Concededly, the Due Process Clause of the Fourteenth Amendment did not abrogate the power of the states to recognize that homes are sanctuaries from intrusions upon privacy and of opportunities for leading lives of health and safety. Door-knocking and bell-ringing by professed peddlers of things or ideas may therefore be confined within specified hours and otherwise circumscribed so as not to sanctify the rights of these peddlers in disregard of the rights of those within doors. Acknowledgement is also made that the City of Struthers, the particular ordinance of which presents the immediate issue before us, is one of those industrial communities the residents of which have a working day consisting of twenty-four hours, so that for some portions of the city’s inhabitants opportunities for sleep and refreshment require during day as well as night whatever peace and quiet is obtainable in a modem industrial town. It is further recognized that the modem multiple residences give opportunities for pseudo-canvassers to ply evil trades — dangers to the community pursued by the few but far-reaching in their success and in the fears they arouse.

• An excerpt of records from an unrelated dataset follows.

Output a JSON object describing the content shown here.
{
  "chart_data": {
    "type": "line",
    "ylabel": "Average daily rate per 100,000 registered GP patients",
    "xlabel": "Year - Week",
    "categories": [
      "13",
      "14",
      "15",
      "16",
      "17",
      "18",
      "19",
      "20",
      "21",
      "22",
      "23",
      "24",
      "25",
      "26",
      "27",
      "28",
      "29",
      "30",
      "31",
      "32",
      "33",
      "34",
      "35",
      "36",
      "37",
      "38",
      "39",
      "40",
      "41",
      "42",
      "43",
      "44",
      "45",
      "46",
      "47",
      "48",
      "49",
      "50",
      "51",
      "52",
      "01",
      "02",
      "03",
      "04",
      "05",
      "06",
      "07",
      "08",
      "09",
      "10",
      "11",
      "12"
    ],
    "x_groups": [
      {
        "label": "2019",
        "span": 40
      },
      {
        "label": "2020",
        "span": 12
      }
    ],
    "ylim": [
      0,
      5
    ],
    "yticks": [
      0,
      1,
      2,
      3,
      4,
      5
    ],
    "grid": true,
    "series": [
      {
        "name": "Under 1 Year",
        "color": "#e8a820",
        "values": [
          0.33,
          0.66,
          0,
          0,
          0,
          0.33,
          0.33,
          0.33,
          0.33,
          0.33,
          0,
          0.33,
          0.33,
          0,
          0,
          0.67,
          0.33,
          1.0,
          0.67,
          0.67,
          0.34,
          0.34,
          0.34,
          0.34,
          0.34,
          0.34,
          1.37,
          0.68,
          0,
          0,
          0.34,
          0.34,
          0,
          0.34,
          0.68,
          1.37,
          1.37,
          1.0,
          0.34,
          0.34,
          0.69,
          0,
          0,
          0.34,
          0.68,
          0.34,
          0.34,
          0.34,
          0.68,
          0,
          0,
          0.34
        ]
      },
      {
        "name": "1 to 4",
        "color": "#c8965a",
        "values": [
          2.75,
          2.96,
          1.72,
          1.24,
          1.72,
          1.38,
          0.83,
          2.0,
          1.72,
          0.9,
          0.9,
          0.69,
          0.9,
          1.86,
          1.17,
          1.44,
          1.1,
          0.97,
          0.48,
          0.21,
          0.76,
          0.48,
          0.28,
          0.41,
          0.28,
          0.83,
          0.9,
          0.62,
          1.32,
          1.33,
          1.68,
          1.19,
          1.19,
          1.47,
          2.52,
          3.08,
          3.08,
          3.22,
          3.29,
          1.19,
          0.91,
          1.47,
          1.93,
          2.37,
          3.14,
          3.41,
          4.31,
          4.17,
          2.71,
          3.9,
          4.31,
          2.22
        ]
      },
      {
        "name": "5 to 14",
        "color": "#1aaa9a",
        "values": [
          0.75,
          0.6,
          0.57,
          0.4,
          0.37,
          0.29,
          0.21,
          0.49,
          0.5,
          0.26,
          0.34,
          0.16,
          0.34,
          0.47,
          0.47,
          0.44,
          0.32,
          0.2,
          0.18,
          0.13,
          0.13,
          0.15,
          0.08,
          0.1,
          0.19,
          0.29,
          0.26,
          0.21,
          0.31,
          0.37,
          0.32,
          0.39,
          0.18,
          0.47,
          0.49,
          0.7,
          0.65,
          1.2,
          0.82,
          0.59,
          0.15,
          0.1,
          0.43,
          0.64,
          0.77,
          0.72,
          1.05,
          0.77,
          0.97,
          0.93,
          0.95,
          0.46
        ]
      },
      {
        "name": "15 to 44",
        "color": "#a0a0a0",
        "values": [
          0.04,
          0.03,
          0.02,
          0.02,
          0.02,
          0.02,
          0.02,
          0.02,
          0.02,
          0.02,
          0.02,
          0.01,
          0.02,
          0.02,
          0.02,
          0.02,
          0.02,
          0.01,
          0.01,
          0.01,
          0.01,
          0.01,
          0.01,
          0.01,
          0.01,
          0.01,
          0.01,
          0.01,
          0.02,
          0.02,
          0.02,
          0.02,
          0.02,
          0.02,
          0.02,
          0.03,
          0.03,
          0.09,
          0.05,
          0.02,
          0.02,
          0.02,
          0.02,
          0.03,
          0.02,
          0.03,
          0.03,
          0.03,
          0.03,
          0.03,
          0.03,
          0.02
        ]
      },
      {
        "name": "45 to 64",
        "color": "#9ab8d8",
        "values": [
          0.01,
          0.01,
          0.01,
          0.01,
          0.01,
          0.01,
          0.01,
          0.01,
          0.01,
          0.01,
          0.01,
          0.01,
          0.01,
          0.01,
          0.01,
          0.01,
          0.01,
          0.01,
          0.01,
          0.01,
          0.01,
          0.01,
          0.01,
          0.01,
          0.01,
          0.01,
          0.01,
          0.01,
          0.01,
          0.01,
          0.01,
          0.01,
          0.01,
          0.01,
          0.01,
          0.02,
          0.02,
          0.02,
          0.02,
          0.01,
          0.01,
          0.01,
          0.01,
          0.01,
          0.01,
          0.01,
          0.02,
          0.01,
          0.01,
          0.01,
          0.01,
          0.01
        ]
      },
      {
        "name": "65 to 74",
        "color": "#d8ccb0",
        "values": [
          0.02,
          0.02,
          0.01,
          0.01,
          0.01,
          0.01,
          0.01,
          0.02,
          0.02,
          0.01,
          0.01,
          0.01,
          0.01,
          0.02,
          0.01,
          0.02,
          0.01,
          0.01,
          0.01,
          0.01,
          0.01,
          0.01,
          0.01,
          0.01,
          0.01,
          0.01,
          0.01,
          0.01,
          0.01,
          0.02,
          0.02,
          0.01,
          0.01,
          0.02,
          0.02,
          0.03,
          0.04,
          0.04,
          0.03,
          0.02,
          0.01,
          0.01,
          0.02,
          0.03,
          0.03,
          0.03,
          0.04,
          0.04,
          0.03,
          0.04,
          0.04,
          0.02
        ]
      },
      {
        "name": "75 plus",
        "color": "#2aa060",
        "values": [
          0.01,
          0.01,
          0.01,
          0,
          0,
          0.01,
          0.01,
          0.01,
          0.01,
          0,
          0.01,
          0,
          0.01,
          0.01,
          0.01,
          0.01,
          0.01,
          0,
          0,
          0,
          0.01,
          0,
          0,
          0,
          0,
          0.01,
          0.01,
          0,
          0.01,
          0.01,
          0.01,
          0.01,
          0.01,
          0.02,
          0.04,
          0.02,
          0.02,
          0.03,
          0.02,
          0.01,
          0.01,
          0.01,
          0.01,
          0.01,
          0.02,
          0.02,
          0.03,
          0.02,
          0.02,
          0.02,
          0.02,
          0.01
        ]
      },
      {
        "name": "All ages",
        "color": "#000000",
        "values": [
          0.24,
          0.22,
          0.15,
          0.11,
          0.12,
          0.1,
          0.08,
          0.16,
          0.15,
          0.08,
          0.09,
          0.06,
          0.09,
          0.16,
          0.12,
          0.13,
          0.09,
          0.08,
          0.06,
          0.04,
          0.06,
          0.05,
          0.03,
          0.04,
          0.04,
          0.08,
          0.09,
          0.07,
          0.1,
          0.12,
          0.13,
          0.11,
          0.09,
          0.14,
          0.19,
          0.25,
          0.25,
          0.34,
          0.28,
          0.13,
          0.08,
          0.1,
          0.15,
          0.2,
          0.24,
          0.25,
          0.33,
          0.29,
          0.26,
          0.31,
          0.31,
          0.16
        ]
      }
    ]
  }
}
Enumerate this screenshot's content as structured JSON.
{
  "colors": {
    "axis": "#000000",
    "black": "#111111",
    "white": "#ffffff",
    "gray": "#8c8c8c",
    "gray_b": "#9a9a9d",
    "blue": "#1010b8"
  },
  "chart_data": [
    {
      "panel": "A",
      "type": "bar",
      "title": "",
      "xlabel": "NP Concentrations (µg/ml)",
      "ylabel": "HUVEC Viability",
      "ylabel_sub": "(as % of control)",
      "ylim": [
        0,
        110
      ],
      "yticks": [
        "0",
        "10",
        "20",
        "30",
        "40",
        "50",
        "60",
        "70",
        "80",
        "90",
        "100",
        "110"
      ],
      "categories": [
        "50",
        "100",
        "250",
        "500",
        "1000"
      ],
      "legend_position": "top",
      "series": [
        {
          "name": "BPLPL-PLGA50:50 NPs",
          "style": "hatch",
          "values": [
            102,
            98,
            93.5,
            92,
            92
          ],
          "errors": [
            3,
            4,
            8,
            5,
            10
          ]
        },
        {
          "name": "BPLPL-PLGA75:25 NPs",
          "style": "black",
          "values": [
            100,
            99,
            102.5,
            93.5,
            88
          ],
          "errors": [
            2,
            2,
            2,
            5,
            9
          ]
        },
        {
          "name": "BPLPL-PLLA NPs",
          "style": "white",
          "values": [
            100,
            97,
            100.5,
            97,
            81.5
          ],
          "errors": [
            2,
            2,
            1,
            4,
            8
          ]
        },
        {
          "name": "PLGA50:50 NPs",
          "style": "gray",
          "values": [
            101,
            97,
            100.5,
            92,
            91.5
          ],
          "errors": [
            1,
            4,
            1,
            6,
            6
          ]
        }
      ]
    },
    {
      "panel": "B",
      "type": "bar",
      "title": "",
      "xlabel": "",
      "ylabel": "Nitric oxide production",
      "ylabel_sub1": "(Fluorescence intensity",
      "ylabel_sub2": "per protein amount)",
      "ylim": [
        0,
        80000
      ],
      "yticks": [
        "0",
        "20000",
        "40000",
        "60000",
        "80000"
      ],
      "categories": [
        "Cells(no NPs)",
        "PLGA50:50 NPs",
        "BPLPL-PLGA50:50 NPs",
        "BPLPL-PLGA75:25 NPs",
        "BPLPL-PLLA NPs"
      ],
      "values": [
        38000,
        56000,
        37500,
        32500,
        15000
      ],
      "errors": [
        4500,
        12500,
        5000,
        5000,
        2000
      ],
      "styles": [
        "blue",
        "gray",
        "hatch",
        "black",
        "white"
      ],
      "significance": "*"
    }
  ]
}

The Court’s opinion apparently recognizes these factors as legitimate concerns for regulation by those whose business it is to legislate. But it finds, if I interpret correctly what is wanting in explicitness, that instead of aiming at the protection of householders from intrusion upon needed hours of rest or from those plying evil trades, whether pretending the sale of pots and pans or the distribution of leaflets, the ordinance before us merely penalizes the distribution of “literature.”' To be sure, the prohibition of this ordinance is within a small circle. But it is not our business to require legislatures to extend the area *154of prohibition or regulation beyond the demands of revealed abuses. And the greatest leeway must be given to the legislative judgment of what those demands are. The right to legislate implies the right to classify. We should not, however unwittingly, slip into the judgment seat of legislatures. I myself cannot say that those in whose keeping is the peace of the City of Struthers and the right of privacy of its home dwellers could not single out, in circumstances of which they may have knowledge and I certainly have not, this class of canvassers as the particular source of mischief. The Court’s opinion leaves one in doubt whether prohibition of all bell-ringing and door-knocking would be deemed an infringement of the constitutional protection of speech. It would be fantastic to suggest that a city has power, in the circumstances of modern urban life, to forbid house-to-house canvassing generally, but that the Constitution prohibits the inclusion in such prohibition of door-to-door vending of phylacteries or rosaries or of any printed matter. If the scope of the Court’s opinion, apart from some of its general observations, is that this ordinance is an invidious discrimination against distributors of what is politely called literature, and therefore is deemed an unjustifiable prohibition of freedom of utterance, the decision leaves untouched what are in my view controlling constitutional principles, if I am correct in my understanding of what is held, and I would not be disposed to disagree with such a construction of the ordinance.